È interessante notare come la legge italiana abbia deciso di introdurre la norma relativa al “lavoro agile” indicando gli obiettivi di incremento di produttività e miglioramento della conciliazione vita-lavoro che vedremo essere due tra i principali vantaggi, quantomeno teorici, collegati all’implementazione dello SW. Definiti gli obiettivi, stabilita la necessità di un accordo individuale (pur senza impedire quello collettivo) ed indicati i requisiti di flessibilità oraria e spaziale, la legge tratta poi il tema fondamentale della sicurezza sia fisica che informatica (i dati aziendali) e negli articoli successivi il tema della forma dell’accordo, del diritto di recesso, del trattamento economico, dell’assicurazione obbligatoria e di altri diritti che potrebbero essere riconosciuti al lavoratore.

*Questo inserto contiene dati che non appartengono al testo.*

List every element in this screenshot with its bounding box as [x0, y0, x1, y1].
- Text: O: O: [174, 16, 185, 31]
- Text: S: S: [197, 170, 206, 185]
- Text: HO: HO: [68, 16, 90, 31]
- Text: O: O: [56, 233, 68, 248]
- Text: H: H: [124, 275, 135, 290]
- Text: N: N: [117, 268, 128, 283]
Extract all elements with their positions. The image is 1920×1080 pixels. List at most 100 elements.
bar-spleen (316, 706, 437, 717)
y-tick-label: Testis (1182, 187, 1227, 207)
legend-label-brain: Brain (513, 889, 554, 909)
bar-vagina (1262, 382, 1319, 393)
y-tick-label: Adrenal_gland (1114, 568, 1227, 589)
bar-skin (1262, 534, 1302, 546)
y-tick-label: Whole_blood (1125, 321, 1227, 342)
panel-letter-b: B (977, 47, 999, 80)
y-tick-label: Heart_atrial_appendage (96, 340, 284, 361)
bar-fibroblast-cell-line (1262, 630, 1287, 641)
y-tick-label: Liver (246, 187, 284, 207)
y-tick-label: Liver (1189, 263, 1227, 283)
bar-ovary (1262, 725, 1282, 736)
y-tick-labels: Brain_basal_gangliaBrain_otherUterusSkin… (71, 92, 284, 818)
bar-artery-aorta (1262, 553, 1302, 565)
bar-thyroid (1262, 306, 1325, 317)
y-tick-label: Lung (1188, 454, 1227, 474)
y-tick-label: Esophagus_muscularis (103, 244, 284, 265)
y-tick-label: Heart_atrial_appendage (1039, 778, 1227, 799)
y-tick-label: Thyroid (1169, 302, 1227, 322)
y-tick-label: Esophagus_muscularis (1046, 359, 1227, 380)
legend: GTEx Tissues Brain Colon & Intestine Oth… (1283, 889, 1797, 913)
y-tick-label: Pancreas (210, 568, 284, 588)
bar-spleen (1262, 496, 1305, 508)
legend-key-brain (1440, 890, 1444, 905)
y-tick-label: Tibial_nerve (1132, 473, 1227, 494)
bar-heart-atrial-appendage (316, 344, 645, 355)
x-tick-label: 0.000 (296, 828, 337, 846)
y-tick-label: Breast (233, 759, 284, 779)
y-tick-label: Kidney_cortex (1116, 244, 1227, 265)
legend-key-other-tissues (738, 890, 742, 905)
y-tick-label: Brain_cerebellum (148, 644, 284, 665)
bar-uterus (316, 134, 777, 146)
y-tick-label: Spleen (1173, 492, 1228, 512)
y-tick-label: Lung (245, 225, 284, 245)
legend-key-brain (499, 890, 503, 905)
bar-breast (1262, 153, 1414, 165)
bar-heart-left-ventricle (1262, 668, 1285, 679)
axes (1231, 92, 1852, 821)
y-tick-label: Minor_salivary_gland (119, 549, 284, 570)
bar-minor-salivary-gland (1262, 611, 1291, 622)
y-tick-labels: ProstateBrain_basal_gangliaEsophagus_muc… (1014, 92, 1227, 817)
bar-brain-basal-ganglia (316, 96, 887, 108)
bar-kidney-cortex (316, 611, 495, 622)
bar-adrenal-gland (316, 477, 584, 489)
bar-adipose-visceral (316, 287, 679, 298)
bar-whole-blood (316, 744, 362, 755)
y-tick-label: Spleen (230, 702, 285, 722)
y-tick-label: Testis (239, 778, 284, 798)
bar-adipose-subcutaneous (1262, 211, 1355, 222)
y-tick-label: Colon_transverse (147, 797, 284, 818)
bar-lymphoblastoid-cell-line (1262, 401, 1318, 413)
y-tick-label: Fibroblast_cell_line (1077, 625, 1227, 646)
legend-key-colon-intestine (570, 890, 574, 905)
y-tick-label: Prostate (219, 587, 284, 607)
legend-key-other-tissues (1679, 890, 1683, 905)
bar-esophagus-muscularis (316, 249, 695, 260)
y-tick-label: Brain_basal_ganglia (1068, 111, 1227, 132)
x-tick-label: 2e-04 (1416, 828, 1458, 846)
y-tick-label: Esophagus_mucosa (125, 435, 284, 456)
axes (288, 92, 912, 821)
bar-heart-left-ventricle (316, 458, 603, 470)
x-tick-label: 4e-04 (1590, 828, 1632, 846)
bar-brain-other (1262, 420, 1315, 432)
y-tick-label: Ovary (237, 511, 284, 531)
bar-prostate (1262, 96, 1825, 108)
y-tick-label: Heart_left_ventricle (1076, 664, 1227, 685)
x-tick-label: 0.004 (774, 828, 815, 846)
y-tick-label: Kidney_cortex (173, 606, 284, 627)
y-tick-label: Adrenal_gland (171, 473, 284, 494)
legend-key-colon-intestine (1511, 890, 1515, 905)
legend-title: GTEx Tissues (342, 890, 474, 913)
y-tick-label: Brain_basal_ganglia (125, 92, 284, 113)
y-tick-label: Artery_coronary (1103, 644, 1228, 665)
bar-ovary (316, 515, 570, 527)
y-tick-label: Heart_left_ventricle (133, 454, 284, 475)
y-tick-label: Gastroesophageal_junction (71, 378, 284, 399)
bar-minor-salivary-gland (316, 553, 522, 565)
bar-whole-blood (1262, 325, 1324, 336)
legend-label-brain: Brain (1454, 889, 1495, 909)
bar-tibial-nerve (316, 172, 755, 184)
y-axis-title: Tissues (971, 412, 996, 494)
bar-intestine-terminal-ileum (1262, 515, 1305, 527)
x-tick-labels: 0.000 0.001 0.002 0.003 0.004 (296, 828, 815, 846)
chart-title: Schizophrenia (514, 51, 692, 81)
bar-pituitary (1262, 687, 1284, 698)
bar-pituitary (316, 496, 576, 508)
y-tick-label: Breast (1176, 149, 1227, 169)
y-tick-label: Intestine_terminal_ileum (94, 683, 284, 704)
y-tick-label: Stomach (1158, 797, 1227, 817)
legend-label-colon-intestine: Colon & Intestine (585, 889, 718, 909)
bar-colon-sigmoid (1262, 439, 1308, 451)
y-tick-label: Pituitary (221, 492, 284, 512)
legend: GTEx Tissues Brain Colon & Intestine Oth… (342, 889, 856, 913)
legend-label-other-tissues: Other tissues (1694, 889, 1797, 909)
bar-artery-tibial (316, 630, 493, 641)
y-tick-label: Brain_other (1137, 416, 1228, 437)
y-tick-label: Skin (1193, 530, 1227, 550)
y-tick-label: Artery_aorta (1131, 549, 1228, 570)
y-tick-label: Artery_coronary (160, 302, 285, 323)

Ci pare dunque un quadro molto chiaro e comprensivo, che non necessita ulteriori norme di legge. Occorre anzi evitare gli eccessi di una giuridificazione dello strumento, come ha segnalato Pietro Ichino: ovvero di un’eccessiva ingessatura burocratica, che sarebbe contraria allo spirito dello strumento, per sua natura flessibile e figlio di accordi volontari e di una grande autonomia.

Il volume contiene la descrizione di alcune buone pratiche: quali, tra quelle analizzate, ritiene più significative?
Difficile individuarne qualcuno più meritevole di altre: sono tutte aziende che tendenzialmente già prima della pandemia si erano preoccupate di intervenire sull’organizzazione del lavoro, spesso nell’ambito di una più generale attenzione al “benessere organizzativo”. Gli undici casi che abbiamo voluto proporre al lettore sono esemplificazioni di una trasformazione che è innanzitutto culturale: prova ne è che l’organizzazione del lavoro non è l’unico intervento rilevante, ma spesso si affianca ad esempio allo sviluppo di piani di welfare aziendale solidi, oppure anche a pratiche partecipative. Siamo insomma di fronte a casi di interesse a 360 gradi, che speriamo possano fare da apripista per una più ampia “rivoluzione” organizzativa. Ce n’è bisogno.

Luca Pesenti è professore associato di Sociologia all’Università Cattolica di Milano, dove insegna Organizzazione e Capitale Umano. Nello stesso Ateneo è direttore scientifico dell’Executive Master Terzo settore e Impresa Sociale (EMTeSIS) di ALTIS e membro del Centro di Ricerca WWELL (Welfare Work Enterprise Life Long Learning). Svolge attività di ricerca e consulenza per organizzazioni nonprofit, azien­de e pubbliche amministrazioni. Tra le più recenti pubblicazioni: Protagonisti della rappresentanza (con I. Pais – G. Rovati, 2018), Il Welfare in azienda (Vita e Pensiero, II edizione 2019), Welfare Aziendale: e adesso? (con G. Scansani, Vita e Pensiero, 2020).